According to the latest crime statistics provided by the NYPD shootings were up nearly 5.5 percent as of May 11. Over the last month, the numbers were even starker: in both categories, shootings are up by more than 25 percent.
Murders citywide remain down 13 percent year to date and overall major crime was down nearly 3 percent.
The caucus cited a series of recent shooting incidents, including the death of 24-year-old Darrell Lynch, who was shot in Jamaica, Queens earlier this month during a fight over a parking space. Last month in Staten Island, 50-year-old Richard Salvia died after being shot in the head during a robbery while he was delivering an order of Chinese food.
The NYPD did not respond to requests for comment. De Blasio's office did not respond to requests for comment.
But de Blasio and NYPD Commissioner Bill Bratton have both resisted demands by the City Council to hire 1,000 new police officers, saying they can make do with existing staffing levels, despite the fact that staffing has plunged by 6,000 officers since Sept. 11.
The rally comes two months after Mayor Bill de Blasio credited his administration’s shift in police strategies away from the reliance of stop-and-frisk for bringing crime levels to historic lows.

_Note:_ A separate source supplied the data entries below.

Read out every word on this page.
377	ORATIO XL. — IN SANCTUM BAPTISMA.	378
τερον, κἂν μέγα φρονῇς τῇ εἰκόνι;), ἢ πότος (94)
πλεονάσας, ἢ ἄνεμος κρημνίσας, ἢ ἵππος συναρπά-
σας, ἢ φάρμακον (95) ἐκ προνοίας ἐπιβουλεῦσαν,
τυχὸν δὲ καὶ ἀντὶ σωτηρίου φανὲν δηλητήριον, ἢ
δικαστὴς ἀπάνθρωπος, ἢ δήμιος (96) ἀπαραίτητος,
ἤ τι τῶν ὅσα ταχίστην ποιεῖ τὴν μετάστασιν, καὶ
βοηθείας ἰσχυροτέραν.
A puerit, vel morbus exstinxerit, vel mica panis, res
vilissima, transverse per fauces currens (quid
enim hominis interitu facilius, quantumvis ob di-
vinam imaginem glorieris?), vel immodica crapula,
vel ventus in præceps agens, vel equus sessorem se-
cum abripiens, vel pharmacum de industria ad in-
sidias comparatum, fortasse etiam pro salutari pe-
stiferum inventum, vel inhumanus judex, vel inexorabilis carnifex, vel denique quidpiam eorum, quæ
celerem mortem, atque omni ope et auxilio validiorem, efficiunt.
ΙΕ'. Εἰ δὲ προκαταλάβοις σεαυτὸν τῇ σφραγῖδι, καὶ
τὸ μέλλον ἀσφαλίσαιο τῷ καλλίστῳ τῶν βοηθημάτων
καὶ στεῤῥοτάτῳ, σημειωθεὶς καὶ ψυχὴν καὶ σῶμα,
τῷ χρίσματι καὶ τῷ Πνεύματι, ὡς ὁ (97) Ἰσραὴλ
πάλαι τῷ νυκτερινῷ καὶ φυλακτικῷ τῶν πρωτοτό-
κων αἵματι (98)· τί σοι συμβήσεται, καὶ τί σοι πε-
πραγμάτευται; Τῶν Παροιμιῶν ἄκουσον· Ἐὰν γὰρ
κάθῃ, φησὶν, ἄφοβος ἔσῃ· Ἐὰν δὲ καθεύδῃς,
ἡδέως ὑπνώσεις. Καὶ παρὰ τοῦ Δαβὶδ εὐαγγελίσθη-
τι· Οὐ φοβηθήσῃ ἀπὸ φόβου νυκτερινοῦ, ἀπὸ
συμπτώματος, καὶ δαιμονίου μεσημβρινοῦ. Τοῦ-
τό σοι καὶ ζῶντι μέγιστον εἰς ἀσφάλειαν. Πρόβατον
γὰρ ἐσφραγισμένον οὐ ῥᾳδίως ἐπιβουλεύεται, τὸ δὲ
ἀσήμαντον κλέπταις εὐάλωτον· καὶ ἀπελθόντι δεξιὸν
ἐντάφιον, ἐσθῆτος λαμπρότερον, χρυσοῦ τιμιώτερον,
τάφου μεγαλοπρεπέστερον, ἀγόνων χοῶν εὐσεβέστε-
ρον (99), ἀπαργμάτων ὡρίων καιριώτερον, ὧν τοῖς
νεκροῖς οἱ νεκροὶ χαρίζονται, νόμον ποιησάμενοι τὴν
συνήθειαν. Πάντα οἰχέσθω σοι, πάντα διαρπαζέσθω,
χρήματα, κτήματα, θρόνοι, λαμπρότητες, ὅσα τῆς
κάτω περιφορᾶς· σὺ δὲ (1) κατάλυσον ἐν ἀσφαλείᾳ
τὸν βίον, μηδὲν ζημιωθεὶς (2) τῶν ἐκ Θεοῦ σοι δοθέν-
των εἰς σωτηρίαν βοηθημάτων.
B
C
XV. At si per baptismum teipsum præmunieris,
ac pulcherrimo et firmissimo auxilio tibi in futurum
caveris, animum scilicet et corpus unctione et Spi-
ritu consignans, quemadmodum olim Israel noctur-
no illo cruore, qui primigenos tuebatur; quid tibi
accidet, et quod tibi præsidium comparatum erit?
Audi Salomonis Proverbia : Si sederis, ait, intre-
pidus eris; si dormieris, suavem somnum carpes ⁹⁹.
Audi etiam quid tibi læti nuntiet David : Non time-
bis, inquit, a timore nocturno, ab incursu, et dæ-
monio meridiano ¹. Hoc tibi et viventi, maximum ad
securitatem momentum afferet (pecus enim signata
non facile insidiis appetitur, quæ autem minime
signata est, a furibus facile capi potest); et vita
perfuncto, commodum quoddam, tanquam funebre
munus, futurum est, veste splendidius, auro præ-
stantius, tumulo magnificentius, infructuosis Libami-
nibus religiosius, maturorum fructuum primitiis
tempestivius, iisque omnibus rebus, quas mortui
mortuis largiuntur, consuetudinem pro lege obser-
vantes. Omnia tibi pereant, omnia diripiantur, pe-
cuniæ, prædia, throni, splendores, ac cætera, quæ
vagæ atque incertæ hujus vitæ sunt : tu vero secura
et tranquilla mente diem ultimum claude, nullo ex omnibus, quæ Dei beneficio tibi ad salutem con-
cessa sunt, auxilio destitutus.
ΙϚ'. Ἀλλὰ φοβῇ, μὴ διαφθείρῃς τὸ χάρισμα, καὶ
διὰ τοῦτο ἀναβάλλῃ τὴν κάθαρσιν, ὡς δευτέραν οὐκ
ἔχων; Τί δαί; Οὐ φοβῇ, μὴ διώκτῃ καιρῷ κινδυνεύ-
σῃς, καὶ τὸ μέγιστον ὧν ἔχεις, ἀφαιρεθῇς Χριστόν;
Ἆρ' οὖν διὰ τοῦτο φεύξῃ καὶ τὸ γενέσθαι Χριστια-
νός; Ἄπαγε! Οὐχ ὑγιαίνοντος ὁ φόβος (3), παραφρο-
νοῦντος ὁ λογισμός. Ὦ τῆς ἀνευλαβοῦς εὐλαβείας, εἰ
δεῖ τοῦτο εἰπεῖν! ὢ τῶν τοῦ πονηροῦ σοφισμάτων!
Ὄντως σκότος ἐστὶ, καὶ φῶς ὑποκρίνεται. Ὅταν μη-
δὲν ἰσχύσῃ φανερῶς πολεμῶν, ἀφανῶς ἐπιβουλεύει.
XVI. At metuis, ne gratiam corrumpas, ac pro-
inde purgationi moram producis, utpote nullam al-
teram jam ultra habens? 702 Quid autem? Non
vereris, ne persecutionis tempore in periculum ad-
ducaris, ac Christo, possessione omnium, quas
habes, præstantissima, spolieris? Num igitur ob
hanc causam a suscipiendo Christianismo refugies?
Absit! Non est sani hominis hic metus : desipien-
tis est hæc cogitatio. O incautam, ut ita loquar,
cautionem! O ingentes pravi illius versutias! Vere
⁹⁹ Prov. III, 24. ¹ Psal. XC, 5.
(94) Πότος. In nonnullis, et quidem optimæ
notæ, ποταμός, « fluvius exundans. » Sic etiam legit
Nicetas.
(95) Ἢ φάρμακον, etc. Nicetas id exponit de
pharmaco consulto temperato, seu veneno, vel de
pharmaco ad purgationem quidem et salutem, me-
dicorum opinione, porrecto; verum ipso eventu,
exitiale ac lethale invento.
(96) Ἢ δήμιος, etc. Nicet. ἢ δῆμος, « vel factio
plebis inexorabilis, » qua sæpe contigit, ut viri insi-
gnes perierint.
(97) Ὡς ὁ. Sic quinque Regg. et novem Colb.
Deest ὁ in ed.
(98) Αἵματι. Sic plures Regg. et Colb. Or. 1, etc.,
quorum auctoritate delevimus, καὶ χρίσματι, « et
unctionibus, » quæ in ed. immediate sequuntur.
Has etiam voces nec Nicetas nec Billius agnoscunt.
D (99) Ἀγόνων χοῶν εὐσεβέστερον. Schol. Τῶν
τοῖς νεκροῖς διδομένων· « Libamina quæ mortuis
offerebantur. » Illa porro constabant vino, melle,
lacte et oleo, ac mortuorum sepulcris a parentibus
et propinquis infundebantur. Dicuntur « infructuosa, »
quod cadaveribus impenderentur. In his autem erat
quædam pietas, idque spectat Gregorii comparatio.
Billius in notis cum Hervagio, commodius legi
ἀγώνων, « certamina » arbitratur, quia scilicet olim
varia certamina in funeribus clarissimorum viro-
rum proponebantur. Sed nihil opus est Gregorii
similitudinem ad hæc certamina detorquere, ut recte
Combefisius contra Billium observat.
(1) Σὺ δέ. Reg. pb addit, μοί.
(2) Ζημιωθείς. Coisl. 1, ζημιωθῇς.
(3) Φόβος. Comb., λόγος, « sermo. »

King, who decried stop-and-frisk alongside de Blasio while running for mayor, flatly rejected the idea that the rise in gun violence was attributable to the reduction of stops.
“It wasn’t about doing away with the policy, it was about how do we improve police and community relationships,” he said of the council’s desire to reshape police interactions with the public.
King said the rally Monday focused not only on getting more police on the force, it's also about boosting greater investments in community-based organizations’ efforts to deter crime.
“This is a bigger problem than just getting cops on the streets,” he said. “There’ll never be enough cops to deter all the crime that happens.”